Who’s in Your Corner? Building powerful internal relationships

Published On
Jun 15, 2022

Last month, I explored why having a strong professional network is vital to business success. The primary focus was on building relationships and connections with people outside your company. I shared a three-step process for growing your network. Of course, your internal network is just as important as the external one.

You and a handful of others make up your company team. Depending on where you fall in the company structure, these may be your co-workers, direct reports or supervisors. Each one can play a vital role in your professional success.

While the methods we use to build internal relationships are similar to those we use for external relationships, we aren’t necessarily seeking to open doors or find new opportunities. Within company walls, we tend to build a network to help us enact change, roll out new ideas or get promotions. Relationships up, down and across our organization fall into six categories.

Mentor/Sponsor: A mentor/sponsor is your biggest advocate. This person wants you to succeed. They see what you are capable of and the value you offer. A mentor/sponsor is the person willing to go out on a limb for you and use their reputation to put in a good word or support your ideas. They are your best advocate, even when you aren’t in the room.

Ally/Supporter: Your allies and supporters are invested in your success, but are not actively finding ways to help you. They will stand shoulder to shoulder and support you when you’re in the same room, but aren’t promoting you once you leave. They want you to succeed, but it is not their first priority.

Neutral: These individuals have no opinion about you either way. They are neither helping nor hindering you or your cause. You might describe them as on the fence. With some effort and encouragement, you might be able to convert them to a supporter.

Antagonist: Antagonists are those who don’t like you much, but they aren’t going out of their way to sabotage you. Maybe they feel you have everything handed to you because you are the son or daughter of the boss. Perhaps they don’t know you well and have negative opinions based on what others have said about you. Don’t expect them to rally behind you, but at the same time, don’t be concerned about them stabbing you in the back.

Foil/Nemesis: The opposite of the mentor/sponsor, your nemesis actively seeks to sabotage you. They are willing to risk their own reputation to bring you down. They could be described as having a chip on their shoulder because they see you as a threat. Maybe there is bad blood between the two of you from something that happened in the past. Regardless of the reason, these individuals will be the anchors holding your success back.

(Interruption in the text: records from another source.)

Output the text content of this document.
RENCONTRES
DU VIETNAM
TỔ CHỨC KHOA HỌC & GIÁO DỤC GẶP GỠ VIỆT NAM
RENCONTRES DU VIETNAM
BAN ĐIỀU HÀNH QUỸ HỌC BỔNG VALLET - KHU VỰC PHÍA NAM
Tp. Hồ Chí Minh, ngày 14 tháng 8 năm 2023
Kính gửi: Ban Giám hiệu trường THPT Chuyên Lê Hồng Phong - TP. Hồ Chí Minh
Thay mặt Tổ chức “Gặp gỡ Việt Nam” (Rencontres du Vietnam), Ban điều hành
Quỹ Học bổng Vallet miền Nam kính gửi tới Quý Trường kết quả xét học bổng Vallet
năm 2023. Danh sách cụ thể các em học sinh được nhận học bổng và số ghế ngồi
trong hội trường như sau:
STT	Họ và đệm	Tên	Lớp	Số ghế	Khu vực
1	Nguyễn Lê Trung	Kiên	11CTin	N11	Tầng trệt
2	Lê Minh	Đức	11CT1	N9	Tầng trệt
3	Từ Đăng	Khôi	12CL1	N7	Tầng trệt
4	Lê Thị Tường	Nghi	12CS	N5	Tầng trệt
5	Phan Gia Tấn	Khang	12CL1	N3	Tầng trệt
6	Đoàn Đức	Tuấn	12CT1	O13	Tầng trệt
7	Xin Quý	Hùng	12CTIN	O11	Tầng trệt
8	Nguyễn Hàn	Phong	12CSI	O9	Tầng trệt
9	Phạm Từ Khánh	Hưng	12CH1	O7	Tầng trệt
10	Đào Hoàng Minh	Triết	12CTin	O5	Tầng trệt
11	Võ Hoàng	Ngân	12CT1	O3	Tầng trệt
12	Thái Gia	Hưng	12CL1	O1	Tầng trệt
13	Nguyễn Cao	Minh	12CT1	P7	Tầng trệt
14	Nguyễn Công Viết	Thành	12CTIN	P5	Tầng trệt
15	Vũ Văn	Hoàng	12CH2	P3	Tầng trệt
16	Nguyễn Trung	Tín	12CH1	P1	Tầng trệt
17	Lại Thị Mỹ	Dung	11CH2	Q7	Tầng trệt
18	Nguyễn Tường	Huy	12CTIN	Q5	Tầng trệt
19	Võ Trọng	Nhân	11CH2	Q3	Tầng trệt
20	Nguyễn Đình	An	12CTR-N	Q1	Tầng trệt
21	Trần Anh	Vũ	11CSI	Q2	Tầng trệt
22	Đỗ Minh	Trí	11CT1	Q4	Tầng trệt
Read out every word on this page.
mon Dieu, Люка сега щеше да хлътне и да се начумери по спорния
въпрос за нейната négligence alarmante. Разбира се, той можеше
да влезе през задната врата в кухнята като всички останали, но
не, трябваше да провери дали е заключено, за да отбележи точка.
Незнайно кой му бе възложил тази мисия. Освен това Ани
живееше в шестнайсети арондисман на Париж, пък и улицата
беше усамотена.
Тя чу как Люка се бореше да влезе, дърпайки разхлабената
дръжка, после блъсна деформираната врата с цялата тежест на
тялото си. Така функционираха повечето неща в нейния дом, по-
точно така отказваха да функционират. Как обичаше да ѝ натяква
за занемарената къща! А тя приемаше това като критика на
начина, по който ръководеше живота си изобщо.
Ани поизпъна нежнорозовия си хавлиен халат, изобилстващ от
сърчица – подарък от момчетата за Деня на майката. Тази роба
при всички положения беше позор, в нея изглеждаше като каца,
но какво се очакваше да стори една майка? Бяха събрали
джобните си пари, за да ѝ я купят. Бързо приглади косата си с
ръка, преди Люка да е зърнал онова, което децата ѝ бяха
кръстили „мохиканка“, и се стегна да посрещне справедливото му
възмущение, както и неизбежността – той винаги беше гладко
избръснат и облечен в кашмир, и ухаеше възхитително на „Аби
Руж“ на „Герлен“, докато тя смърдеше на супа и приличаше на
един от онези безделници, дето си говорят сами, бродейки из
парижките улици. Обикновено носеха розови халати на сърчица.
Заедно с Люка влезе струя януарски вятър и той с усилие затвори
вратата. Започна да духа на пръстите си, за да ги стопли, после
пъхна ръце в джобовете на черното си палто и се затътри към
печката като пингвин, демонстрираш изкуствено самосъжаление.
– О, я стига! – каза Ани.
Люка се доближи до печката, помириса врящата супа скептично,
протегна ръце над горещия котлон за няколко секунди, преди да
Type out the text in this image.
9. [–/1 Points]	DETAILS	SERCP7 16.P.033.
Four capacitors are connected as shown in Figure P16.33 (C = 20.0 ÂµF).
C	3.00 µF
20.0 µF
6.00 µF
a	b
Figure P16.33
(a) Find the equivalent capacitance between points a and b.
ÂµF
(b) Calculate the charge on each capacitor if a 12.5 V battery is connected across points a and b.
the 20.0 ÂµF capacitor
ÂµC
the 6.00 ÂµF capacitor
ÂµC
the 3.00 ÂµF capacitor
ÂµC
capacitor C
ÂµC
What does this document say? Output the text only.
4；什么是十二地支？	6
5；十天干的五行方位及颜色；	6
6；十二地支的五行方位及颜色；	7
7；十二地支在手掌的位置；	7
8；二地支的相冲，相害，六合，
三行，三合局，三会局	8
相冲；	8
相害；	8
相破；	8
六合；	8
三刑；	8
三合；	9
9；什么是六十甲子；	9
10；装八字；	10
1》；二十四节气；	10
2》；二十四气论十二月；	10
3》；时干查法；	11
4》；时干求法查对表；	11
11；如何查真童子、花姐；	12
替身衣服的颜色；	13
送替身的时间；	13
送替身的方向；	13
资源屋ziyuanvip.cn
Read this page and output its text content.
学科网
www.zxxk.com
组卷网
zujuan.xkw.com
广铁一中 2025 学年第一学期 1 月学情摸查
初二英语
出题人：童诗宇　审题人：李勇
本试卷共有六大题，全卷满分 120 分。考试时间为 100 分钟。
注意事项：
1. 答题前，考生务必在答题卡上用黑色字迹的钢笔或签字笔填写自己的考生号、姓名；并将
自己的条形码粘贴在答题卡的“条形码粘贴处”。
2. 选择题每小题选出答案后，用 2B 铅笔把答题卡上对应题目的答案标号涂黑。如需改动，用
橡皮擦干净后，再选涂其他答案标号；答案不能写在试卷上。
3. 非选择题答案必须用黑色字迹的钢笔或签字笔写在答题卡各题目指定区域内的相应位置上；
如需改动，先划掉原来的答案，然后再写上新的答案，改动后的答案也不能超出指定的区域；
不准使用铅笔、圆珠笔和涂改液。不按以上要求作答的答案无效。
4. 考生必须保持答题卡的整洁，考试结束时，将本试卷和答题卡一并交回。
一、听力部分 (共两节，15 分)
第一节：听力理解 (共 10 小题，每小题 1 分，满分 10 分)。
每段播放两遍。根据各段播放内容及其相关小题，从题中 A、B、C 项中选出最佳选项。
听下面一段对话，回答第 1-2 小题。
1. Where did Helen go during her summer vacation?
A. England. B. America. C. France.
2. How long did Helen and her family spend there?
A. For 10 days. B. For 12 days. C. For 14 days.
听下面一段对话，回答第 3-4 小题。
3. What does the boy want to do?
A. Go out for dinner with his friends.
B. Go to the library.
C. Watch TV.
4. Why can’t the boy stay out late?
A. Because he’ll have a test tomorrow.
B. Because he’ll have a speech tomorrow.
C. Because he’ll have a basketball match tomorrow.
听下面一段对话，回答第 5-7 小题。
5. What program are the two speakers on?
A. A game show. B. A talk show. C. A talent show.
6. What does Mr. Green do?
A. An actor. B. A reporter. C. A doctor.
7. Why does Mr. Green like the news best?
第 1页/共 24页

Not on their radar: More likely to be found in a larger organization, you aren’t on these individuals’ radars, but would like to be. Maybe it’s an executive who doesn’t know you, or someone you aren’t important to. Perhaps they haven’t noticed you yet. Likely all you need is an introduction, or to speak up and share an idea in a team meeting. You will have to take some initiative to get noticed.

You will likely encounter people who fall into each relationship category. A strong internal professional network would include several people above the neutral category, mainly allies/supporters, and a few strong relationships with mentors/sponsors.

It takes being deliberate, genuine, professional and persistent to build your internal and external networks. A great place to start is to list each relationship category across the top of a piece of paper. Next, list each person in the company below the category they fall in for you. You are off to a good start if you have more in neutral and above. If you have a lot of people in the neutral category and below, you have some work to do.

As we navigate our company’s internal waters and office politics, having the right people in our corner can help us succeed. Try to surround yourself with the individuals who can help you get the experience necessary. Regardless of the strength of your current network, it can always be stronger. Put forth the effort to build, strengthen and nurture these relationships. You’ll never know when you’ll need to lean on someone in your corner.